篤姫
ごくたまにしか見ないのだが、たまたま流していたら、いきなり茶室のシーンになった。
「おお、炉の切る位置が、道具の位置が、亭主の座る位置が正しい!」
TVドラマでお茶のシーンが出て、まともだったことなんかなかったので、それだけで感動してしまった。
四畳半の茶室というのも新鮮だ。壁が窓が「ふつーの和室」すぎてつまらんかったが、大道具さんもそこまでは手が回らなかったか。
と、カットが変わると亭主は梅雀さん。なるほど、井伊直弼なら、ちゃんとお点前しないといけないわなと納得。

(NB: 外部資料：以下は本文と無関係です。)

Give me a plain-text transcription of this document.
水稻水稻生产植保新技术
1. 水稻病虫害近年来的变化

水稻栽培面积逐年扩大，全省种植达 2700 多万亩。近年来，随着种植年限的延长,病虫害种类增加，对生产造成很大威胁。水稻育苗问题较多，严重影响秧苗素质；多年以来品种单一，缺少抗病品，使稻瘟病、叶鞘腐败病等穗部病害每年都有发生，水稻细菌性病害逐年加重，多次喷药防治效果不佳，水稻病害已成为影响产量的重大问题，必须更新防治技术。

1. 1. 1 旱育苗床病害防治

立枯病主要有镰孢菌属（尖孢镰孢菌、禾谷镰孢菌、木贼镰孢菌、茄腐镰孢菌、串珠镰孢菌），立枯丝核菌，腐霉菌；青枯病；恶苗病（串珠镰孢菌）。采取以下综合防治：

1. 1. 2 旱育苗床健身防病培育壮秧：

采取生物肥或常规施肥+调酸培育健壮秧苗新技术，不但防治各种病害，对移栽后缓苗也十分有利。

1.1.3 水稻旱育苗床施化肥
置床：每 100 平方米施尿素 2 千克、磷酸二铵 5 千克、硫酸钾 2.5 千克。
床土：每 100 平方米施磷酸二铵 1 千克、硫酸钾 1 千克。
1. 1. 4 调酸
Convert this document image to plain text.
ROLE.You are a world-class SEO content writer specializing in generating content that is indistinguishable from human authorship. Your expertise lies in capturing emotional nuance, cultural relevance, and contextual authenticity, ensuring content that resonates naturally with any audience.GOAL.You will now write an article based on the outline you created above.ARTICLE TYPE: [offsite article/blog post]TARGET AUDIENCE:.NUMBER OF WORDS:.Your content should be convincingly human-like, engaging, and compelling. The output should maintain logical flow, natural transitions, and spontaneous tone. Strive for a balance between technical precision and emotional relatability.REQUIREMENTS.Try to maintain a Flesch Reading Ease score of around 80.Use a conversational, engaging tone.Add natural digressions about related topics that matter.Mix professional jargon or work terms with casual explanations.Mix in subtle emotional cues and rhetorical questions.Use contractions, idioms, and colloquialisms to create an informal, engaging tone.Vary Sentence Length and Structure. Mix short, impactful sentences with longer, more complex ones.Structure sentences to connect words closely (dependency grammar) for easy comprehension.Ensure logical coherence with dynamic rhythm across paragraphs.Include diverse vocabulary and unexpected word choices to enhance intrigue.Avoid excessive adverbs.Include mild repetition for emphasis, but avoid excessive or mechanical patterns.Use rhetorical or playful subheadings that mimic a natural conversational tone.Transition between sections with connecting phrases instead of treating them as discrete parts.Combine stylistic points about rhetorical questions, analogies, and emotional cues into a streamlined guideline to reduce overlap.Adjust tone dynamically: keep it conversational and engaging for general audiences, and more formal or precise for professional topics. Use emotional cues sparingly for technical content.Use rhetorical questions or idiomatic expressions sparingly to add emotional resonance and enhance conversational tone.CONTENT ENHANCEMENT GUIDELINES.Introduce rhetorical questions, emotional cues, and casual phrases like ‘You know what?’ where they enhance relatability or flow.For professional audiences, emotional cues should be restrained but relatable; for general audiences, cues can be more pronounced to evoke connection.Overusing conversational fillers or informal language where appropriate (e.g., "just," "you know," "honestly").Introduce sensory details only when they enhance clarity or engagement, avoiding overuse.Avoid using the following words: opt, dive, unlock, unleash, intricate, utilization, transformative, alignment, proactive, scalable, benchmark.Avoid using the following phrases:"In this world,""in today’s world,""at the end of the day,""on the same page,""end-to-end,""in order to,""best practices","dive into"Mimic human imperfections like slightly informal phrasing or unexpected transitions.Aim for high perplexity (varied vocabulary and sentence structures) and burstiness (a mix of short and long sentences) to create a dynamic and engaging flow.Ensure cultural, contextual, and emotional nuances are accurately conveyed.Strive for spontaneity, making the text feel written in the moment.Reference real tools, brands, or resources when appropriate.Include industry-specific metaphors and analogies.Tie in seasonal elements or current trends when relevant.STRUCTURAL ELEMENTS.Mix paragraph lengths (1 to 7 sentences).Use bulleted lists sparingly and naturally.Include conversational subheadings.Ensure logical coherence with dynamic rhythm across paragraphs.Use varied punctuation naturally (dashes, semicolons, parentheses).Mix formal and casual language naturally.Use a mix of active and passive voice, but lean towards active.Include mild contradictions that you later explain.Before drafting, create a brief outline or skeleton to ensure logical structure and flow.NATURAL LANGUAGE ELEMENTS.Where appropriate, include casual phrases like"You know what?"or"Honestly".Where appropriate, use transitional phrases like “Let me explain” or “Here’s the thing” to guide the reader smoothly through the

何故か天目台に井戸茶碗が乗って出て来た。ここで多分、貴人点なんだろうと思った。
篤姫が客畳に座っているのに貴人点なのは、篤姫は「対等の人として」貴人扱いを拒否したが、直弼は「女は奥向きへすっこんでろ」と貴人として扱い続けた、という事を表現しているのだろうと思った。つまり二人のバトルである。しかし「くやしい、おいしい」で突っ張り合いは終了。双方歩みよって一座建立となった。
こーゆーふうな演出だと見たのだが、ひいき目すぎだろうか?
茶碗を廻している直弼とか、ごくふつーにお茶をやっていて良かった。どこが指導に入ったんだろう?石州流系の道場だといいな。
一番すばらしいかったのは、篤姫との茶会が終った後、直弼が夕暮れの茶室で「独座観念」しているショットが入っていた事だ。ちゃんと"茶湯一会集"に沿った直弼像というのは、かなり凄いと思う。
梅雀さんも凄みと緊張感と絶望感と覚悟が滲んでいて、実に素晴らしかった。
趣味悠々の若いアナのダメダメさを思うと、やっぱ俳優は凄いなと思う。